Methods: Data are from the Seattle Social Developmental Project (SSDP). SSDP is an on-going longitudinal panel study of the etiology of positive and antisocial behaviors that began in 1985 with 808 5th students from elementary schools in Seattle, Washington. The study includes data from multiple sources, including youth participants, parents, and teachers. Predictors in the current study cover the individual, family, school, peer, and neighborhood factors domains, all measured when youth were 10-12 years of age. Violence perpetration was measured at two time points that coincide with youth ages 13-14 and 15-18. All predictor variables were coded to examine risk and promotive effects of each variable within a single model. Bivariate and sequential multivariate regression models controlled for child gender and ethnicity.
Results: Bivariate models of risk and promotive variables revealed a slightly different set of statistically significant predictors for violence perpetration at ages 13-14 and 15-18, although some similar predictors did emerge.
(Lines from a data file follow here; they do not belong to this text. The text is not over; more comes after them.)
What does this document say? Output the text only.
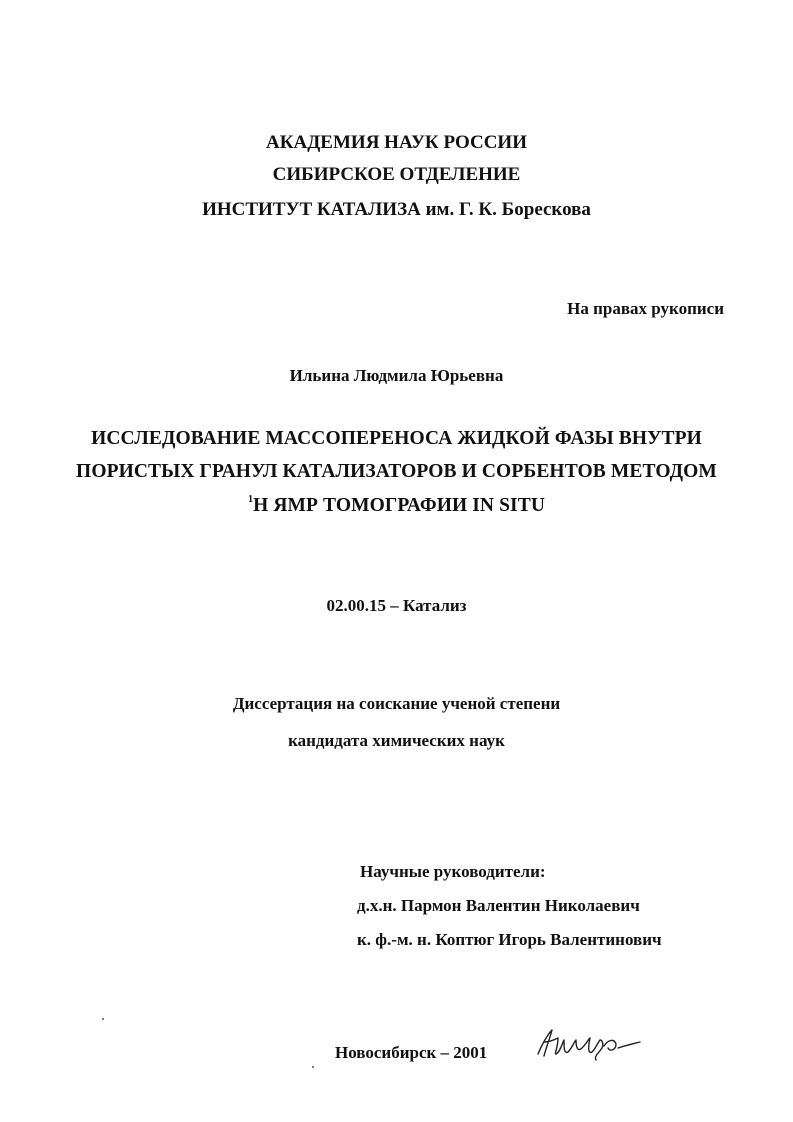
АКАДЕМИЯ НАУК РОССИИ
СИБИРСКОЕ ОТДЕЛЕНИЕ
ИНСТИТУТ КАТАЛИЗА им. Г. К. Борескова
На правах рукописи
Ильина Людмила Юрьевна
ИССЛЕДОВАНИЕ МАССОПЕРЕНОСА ЖИДКОЙ ФАЗЫ ВНУТРИ
ПОРИСТЫХ ГРАНУЛ КАТАЛИЗАТОРОВ И СОРБЕНТОВ МЕТОДОМ
$^1$Н ЯМР ТОМОГРАФИИ IN SITU
02.00.15 – Катализ
Диссертация на соискание ученой степени
кандидата химических наук
Научные руководители:
д.х.н. Пармон Валентин Николаевич
к. ф.-м. н. Коптюг Игорь Валентинович
Новосибирск – 2001
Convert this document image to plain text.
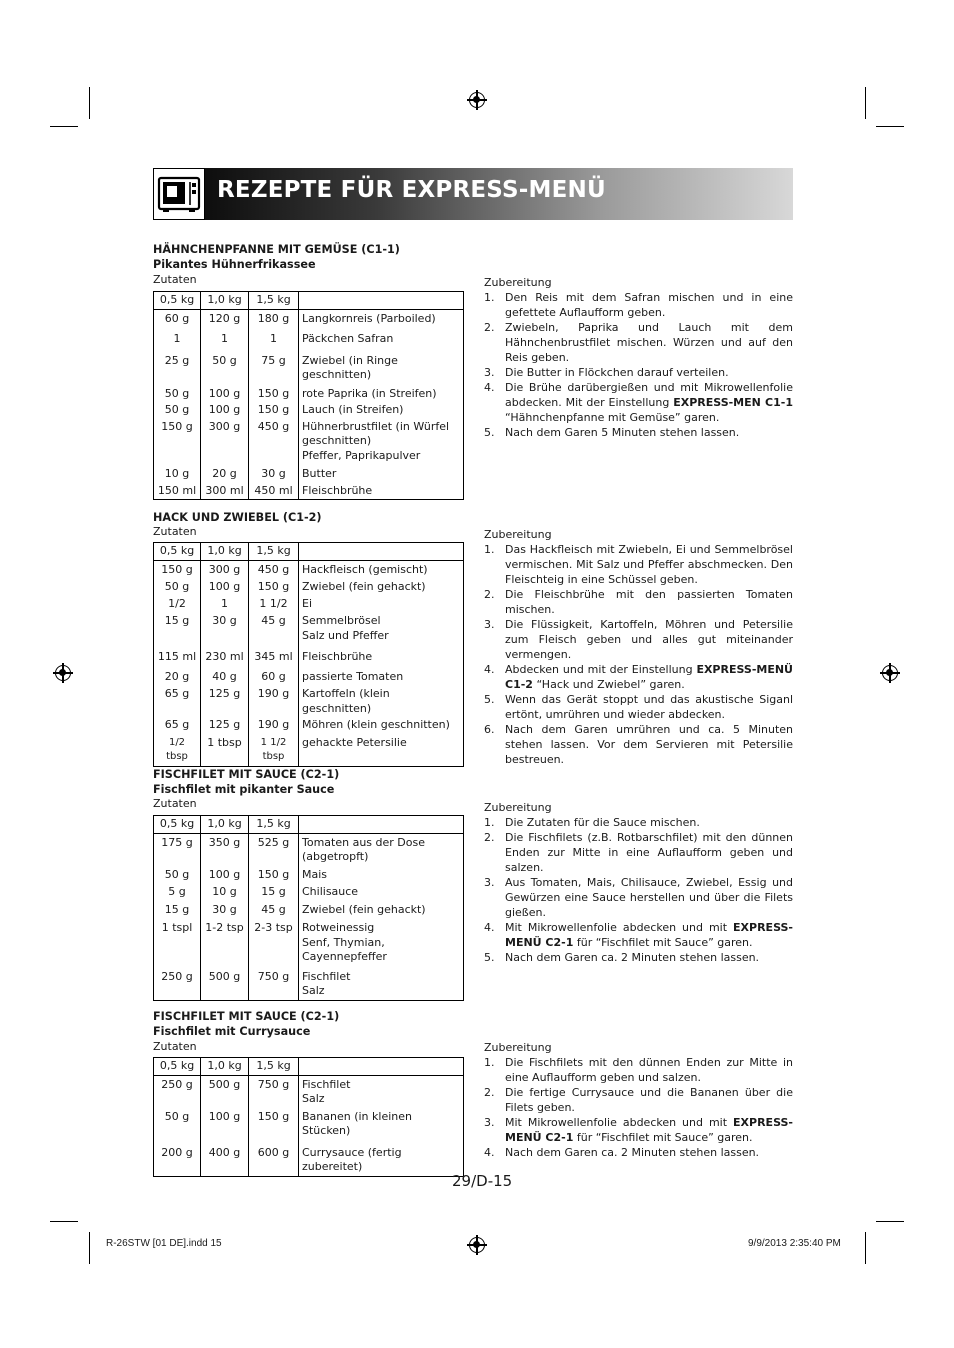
REZEPTE FÜR EXPRESS-MENÜ
HÄHNCHENPFANNE MIT GEMÜSE (C1-1)
Pikantes Hühnerfrikassee
Zutaten
0,5 kg	1,0 kg	1,5 kg	
60 g	120 g	180 g	Langkornreis (Parboiled)
1	1	1	Päckchen Safran
25 g	50 g	75 g	Zwiebel (in Ringe geschnitten)
50 g	100 g	150 g	rote Paprika (in Streifen)
50 g	100 g	150 g	Lauch (in Streifen)
150 g	300 g	450 g	Hühnerbrustfilet (in Würfel geschnitten)
Pfeffer, Paprikapulver
10 g	20 g	30 g	Butter
150 ml	300 ml	450 ml	Fleischbrühe
Zubereitung
1. Den Reis mit dem Safran mischen und in eine gefettete Auflaufform geben.
2. Zwiebeln, Paprika und Lauch mit dem Hähnchenbrustfilet mischen. Würzen und auf den Reis geben.
3. Die Butter in Flöckchen darauf verteilen.
4. Die Brühe darübergießen und mit Mikrowellenfolie abdecken. Mit der Einstellung EXPRESS-MEN C1-1 “Hähnchenpfanne mit Gemüse” garen.
5. Nach dem Garen 5 Minuten stehen lassen.
HACK UND ZWIEBEL (C1-2)
Zutaten
0,5 kg	1,0 kg	1,5 kg	
150 g	300 g	450 g	Hackfleisch (gemischt)
50 g	100 g	150 g	Zwiebel (fein gehackt)
1/2	1	1 1/2	Ei
15 g	30 g	45 g	Semmelbrösel
Salz und Pfeffer
115 ml	230 ml	345 ml	Fleischbrühe
20 g	40 g	60 g	passierte Tomaten
65 g	125 g	190 g	Kartoffeln (klein geschnitten)
65 g	125 g	190 g	Möhren (klein geschnitten)
1/2 tbsp	1 tbsp	1 1/2 tbsp	gehackte Petersilie
Zubereitung
1. Das Hackfleisch mit Zwiebeln, Ei und Semmelbrösel vermischen. Mit Salz und Pfeffer abschmecken. Den Fleischteig in eine Schüssel geben.
2. Die Fleischbrühe mit den passierten Tomaten mischen.
3. Die Flüssigkeit, Kartoffeln, Möhren und Petersilie zum Fleisch geben und alles gut miteinander vermengen.
4. Abdecken und mit der Einstellung EXPRESS-MENÜ C1-2 “Hack und Zwiebel” garen.
5. Wenn das Gerät stoppt und das akustische Siganl ertönt, umrühren und wieder abdecken.
6. Nach dem Garen umrühren und ca. 5 Minuten stehen lassen. Vor dem Servieren mit Petersilie bestreuen.
FISCHFILET MIT SAUCE (C2-1)
Fischfilet mit pikanter Sauce
Zutaten
0,5 kg	1,0 kg	1,5 kg	
175 g	350 g	525 g	Tomaten aus der Dose (abgetropft)
50 g	100 g	150 g	Mais
5 g	10 g	15 g	Chilisauce
15 g	30 g	45 g	Zwiebel (fein gehackt)
1 tspl	1-2 tsp	2-3 tsp	Rotweinessig
Senf, Thymian, Cayennepfeffer
250 g	500 g	750 g	Fischfilet
Salz
Zubereitung
1. Die Zutaten für die Sauce mischen.
2. Die Fischfilets (z.B. Rotbarschfilet) mit den dünnen Enden zur Mitte in eine Auflaufform geben und salzen.
3. Aus Tomaten, Mais, Chilisauce, Zwiebel, Essig und Gewürzen eine Sauce herstellen und über die Filets gießen.
4. Mit Mikrowellenfolie abdecken und mit EXPRESS-MENÜ C2-1 für “Fischfilet mit Sauce” garen.
5. Nach dem Garen ca. 2 Minuten stehen lassen.
FISCHFILET MIT SAUCE (C2-1)
Fischfilet mit Currysauce
Zutaten
0,5 kg	1,0 kg	1,5 kg	
250 g	500 g	750 g	Fischfilet
Salz
50 g	100 g	150 g	Bananen (in kleinen Stücken)
200 g	400 g	600 g	Currysauce (fertig zubereitet)
Zubereitung
1. Die Fischfilets mit den dünnen Enden zur Mitte in eine Auflaufform geben und salzen.
2. Die fertige Currysauce und die Bananen über die Filets geben.
3. Mit Mikrowellenfolie abdecken und mit EXPRESS-MENÜ C2-1 für “Fischfilet mit Sauce” garen.
4. Nach dem Garen ca. 2 Minuten stehen lassen.
29/D-15
R-26STW [01 DE].indd 15	9/9/2013 2:35:40 PM
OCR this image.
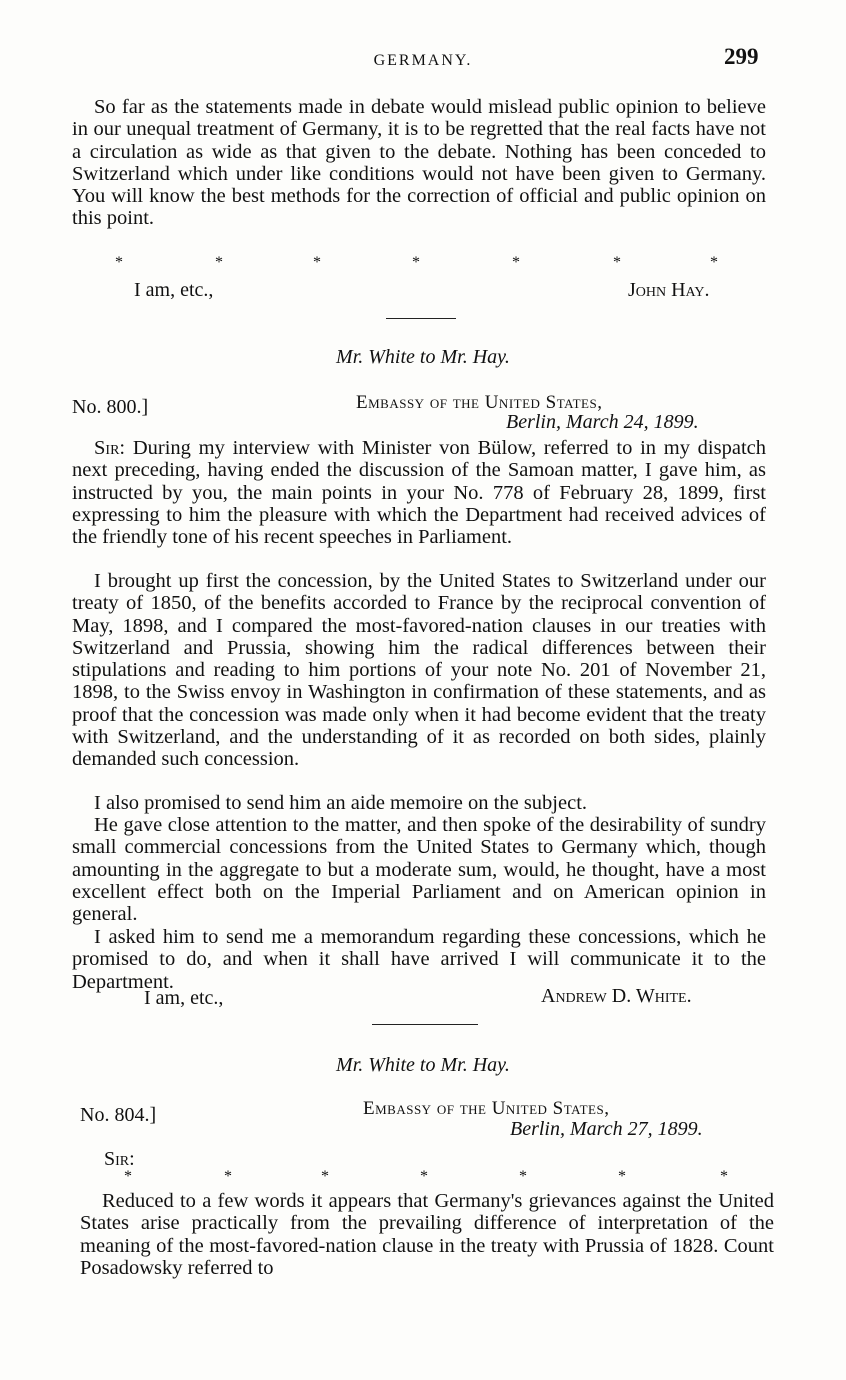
GERMANY.	299

So far as the statements made in debate would mislead public opinion to believe in our unequal treatment of Germany, it is to be regretted that the real facts have not a circulation as wide as that given to the debate. Nothing has been conceded to Switzerland which under like conditions would not have been given to Germany. You will know the best methods for the correction of official and public opinion on this point.

*	*	*	*	*	*	*
I am, etc.,	John Hay.
Mr. White to Mr. Hay.
No. 800.]	Embassy of the United States,
Berlin, March 24, 1899.

Sir: During my interview with Minister von Bülow, referred to in my dispatch next preceding, having ended the discussion of the Samoan matter, I gave him, as instructed by you, the main points in your No. 778 of February 28, 1899, first expressing to him the pleasure with which the Department had received advices of the friendly tone of his recent speeches in Parliament.

I brought up first the concession, by the United States to Switzerland under our treaty of 1850, of the benefits accorded to France by the reciprocal convention of May, 1898, and I compared the most-favored-nation clauses in our treaties with Switzerland and Prussia, showing him the radical differences between their stipulations and reading to him portions of your note No. 201 of November 21, 1898, to the Swiss envoy in Washington in confirmation of these statements, and as proof that the concession was made only when it had become evident that the treaty with Switzerland, and the understanding of it as recorded on both sides, plainly demanded such concession.

I also promised to send him an aide memoire on the subject.

He gave close attention to the matter, and then spoke of the desirability of sundry small commercial concessions from the United States to Germany which, though amounting in the aggregate to but a moderate sum, would, he thought, have a most excellent effect both on the Imperial Parliament and on American opinion in general.

I asked him to send me a memorandum regarding these concessions, which he promised to do, and when it shall have arrived I will communicate it to the Department.

I am, etc.,	Andrew D. White.
Mr. White to Mr. Hay.
No. 804.]	Embassy of the United States,
Berlin, March 27, 1899.
Sir:
*	*	*	*	*	*	*

Reduced to a few words it appears that Germany's grievances against the United States arise practically from the prevailing difference of interpretation of the meaning of the most-favored-nation clause in the treaty with Prussia of 1828. Count Posadowsky referred to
For example, attention problems measured at ages 10-12 had risk and promotive effect on violence at ages 15-18, but only a risk effect on violence at ages 13-14.. Availability of drugs at ages 10-12 was a risk and promotive variable for violence in early and later adolescence. Multivariate models showed that, for the violence in early adolescence, Native American ethnicity, attention problems, neighborhood kids in trouble, and availability of drugs had statistically significant risk effects. Multivariate regressions showed neighborhood factors to be among the most salient and consistent predictors of violence in earlier and later adolescence after controlling other variables in the tested models.
Conclusions and Implications: Methods advance understanding of the role and function of hypothesized predictors of violence in youth. Findings about risk and promotive effects can assist practitioners and policy makers in developing viable prevention and intervention efforts that can lessen the incidence and prevalence of violence among young people. Social work scholars and practitioners should be at the center of efforts to develop and promote empirically-supported prevention programs, as well as studies on the etiology of youth violence.